Eddie, Ike, and Brad appeared.
Soon we had six shovels and two wheel barrows employed.
We learned about the dos and don’ts of dam building in short order.
A sheet of ply would be our water gate.
The lake got to be about three and a half feet deep once we built the side gates for overflow.
The red clay bank we were excavating developed a huge gap in it.
Next, the dazzling idea of flooding the road when cars came.
CAR!!!
Andy and Bart lifted the sheet of ply.
There was a rush of muddy water.
Something the dimension of a mid-sized dog went whooshing onto the road.
It was Ike!!
The car came close, r-e-a-l close to Ike’s head.
The driver didn’t see a thing, just kept goin’.
Andy and I picked up little Ike, squeezed out his shirt and cap, and commenced to shake him, scolding him for being on the wrong side of the dam at such a critical moment.
He loved the attention, smiling his happy dog Ike smile, then giggling his little Ike giggle.
In spite of everything we and his sisters put him through, he maintained a pretty happy heart, and kept a kind of innocence about him.
He was beyond likable.
None of us would say it, but we all loved the little guy.
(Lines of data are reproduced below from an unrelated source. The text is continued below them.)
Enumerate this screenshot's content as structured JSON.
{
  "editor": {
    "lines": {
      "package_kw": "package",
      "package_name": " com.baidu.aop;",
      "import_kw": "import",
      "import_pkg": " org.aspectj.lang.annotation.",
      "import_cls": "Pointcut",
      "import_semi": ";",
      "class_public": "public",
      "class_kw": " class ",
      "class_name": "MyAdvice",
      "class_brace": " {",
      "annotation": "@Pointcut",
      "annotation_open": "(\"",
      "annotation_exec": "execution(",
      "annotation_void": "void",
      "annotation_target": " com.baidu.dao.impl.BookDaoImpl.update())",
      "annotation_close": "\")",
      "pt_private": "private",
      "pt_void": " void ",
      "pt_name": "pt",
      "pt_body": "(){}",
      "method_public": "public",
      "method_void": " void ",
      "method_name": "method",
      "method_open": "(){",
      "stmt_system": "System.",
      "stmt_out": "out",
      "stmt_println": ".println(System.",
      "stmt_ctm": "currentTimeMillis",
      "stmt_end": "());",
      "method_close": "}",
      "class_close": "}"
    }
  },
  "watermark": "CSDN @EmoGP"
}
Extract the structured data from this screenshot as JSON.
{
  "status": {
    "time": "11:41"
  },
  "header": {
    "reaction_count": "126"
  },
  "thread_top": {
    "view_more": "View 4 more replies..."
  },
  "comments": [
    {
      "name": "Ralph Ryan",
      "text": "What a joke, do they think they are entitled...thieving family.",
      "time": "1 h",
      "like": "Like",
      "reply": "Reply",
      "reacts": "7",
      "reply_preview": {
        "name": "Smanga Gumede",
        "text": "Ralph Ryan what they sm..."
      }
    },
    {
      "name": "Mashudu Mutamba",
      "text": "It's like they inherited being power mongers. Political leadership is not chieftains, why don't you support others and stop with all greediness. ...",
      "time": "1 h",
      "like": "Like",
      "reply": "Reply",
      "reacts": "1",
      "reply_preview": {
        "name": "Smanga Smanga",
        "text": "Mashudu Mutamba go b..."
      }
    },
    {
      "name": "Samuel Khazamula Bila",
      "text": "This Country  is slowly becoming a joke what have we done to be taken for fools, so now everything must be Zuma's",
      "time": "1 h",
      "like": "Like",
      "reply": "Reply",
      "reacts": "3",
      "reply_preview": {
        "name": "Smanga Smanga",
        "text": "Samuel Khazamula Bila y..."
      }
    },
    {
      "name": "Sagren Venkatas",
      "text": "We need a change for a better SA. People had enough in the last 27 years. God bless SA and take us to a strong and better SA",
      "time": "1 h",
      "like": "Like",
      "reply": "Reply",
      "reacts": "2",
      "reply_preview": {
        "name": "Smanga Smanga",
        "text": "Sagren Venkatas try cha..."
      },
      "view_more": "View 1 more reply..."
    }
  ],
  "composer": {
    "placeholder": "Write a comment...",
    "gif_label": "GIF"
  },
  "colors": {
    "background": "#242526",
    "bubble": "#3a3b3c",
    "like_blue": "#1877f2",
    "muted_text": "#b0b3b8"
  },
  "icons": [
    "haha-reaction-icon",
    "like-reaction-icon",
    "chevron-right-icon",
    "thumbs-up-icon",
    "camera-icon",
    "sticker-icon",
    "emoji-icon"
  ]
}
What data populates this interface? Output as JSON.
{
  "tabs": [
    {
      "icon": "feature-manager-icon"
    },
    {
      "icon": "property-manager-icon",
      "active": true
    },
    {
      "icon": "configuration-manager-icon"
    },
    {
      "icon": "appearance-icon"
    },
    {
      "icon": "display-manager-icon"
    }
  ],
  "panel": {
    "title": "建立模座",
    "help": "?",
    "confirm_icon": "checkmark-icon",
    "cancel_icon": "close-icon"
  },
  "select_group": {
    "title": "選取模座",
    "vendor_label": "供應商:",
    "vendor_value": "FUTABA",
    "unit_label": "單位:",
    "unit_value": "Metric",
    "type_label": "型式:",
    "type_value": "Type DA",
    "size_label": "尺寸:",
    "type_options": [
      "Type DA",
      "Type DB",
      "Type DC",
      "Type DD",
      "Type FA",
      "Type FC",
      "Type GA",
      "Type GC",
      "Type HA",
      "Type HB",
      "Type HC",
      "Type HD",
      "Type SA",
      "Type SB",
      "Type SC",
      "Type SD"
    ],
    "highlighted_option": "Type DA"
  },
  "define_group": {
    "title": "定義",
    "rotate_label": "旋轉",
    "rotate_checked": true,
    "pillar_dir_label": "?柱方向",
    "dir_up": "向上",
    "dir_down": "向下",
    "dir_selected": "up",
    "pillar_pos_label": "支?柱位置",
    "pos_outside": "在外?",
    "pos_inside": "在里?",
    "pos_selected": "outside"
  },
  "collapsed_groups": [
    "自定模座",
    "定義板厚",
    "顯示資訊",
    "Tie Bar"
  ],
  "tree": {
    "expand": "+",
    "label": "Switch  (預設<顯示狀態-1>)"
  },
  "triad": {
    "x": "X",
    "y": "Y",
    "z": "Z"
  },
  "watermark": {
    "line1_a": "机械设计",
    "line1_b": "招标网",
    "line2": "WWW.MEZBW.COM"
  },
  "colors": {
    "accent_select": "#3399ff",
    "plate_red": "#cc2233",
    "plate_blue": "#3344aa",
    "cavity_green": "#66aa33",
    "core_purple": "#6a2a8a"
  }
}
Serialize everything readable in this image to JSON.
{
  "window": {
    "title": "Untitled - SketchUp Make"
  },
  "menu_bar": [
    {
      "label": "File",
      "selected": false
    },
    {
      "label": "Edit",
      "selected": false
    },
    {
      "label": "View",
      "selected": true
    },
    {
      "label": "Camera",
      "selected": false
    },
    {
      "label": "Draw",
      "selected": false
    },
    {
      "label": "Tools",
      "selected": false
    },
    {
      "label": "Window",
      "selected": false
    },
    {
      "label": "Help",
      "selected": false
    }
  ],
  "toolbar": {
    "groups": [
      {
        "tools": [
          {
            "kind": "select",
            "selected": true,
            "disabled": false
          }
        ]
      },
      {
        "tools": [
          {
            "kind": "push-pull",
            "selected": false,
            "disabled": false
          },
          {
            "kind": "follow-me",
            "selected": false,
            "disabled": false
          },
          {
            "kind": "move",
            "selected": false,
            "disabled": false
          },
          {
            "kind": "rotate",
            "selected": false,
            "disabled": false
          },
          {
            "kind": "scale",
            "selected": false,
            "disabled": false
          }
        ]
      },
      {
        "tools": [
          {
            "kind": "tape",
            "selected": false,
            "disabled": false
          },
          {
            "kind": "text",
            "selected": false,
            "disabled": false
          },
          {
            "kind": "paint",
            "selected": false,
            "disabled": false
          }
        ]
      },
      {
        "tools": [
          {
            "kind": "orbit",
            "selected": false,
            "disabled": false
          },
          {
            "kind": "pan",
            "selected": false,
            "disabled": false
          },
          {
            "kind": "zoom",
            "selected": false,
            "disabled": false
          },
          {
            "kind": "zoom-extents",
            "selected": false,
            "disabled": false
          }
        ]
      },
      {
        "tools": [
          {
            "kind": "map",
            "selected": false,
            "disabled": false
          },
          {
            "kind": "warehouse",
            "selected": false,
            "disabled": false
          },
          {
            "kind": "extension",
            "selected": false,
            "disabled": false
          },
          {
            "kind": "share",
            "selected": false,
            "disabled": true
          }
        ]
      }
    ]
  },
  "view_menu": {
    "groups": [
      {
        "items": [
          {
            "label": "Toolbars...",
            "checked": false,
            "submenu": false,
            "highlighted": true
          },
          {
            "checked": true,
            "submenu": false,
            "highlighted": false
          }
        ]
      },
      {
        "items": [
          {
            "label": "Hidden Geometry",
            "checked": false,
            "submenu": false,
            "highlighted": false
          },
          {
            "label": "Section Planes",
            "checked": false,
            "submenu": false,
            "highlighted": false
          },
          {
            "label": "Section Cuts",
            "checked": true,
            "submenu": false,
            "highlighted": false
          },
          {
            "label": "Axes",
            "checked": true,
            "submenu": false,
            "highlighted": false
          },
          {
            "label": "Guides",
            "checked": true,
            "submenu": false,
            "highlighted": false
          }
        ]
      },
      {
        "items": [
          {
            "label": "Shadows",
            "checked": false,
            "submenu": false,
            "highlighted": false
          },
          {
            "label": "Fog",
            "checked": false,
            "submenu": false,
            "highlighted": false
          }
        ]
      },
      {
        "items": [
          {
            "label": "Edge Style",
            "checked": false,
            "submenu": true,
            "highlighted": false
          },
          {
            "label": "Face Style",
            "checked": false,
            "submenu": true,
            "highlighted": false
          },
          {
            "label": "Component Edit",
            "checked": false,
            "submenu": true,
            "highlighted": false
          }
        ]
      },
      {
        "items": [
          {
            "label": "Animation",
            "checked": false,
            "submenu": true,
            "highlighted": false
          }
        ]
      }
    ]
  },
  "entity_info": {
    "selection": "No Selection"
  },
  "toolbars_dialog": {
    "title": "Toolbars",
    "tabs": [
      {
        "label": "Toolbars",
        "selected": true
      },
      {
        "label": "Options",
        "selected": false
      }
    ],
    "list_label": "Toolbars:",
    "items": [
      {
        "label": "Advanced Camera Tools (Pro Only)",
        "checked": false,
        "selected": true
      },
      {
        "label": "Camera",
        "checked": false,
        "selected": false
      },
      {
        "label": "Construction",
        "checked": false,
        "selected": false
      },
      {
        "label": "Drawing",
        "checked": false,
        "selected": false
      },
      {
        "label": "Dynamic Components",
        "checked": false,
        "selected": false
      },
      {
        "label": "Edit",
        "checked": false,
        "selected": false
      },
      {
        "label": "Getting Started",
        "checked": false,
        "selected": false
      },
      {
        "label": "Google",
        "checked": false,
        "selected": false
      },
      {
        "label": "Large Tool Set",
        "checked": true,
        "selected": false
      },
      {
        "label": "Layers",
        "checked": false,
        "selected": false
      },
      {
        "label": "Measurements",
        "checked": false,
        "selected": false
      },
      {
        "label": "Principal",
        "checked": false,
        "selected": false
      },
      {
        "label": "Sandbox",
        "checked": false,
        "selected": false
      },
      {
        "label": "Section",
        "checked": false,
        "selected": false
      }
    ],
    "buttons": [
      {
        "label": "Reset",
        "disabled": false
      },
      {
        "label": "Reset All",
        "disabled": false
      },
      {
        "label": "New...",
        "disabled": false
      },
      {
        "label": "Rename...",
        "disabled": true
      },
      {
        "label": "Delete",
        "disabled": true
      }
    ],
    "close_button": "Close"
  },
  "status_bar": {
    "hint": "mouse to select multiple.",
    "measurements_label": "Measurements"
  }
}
And even though he was our projectile alotta times, if anyone out of our realm gave him grief, we'd all take turns beatin' the crap outta that person.....no matter how big she was.
Years later, I heard he’d become a structural engineer.
I’d like to think we had an influence on him that rainy fall day.
Last I heard, he was in Honduras, improving some villages in the outback, rerouting waters of floodplains, and teaching building techniques, but that was long ago now.
His frustration was the unions wouldn’t let him get his hands dirty with anything more than a pencil.
The lad had a remarkable resilience about him in mind and spirit. I’d like to think he’s doin’ well……heck, I may search him out on face book or something, since a lot of folk have died off, and the web is so handy these days….’course then I’d have to join face book….last time I did that, I learned I had more than 10,000 friends I didn’t even know. ‘sides, I’m not sure of his first name….but then, right now I’m not sure of my own first name…..
Naw, I’d rather just think my thoughts.
Gettin’ tired of learnin’ how folks are ending up….but then learning of yer enemies taking a dirt nap is rather uplifting at times.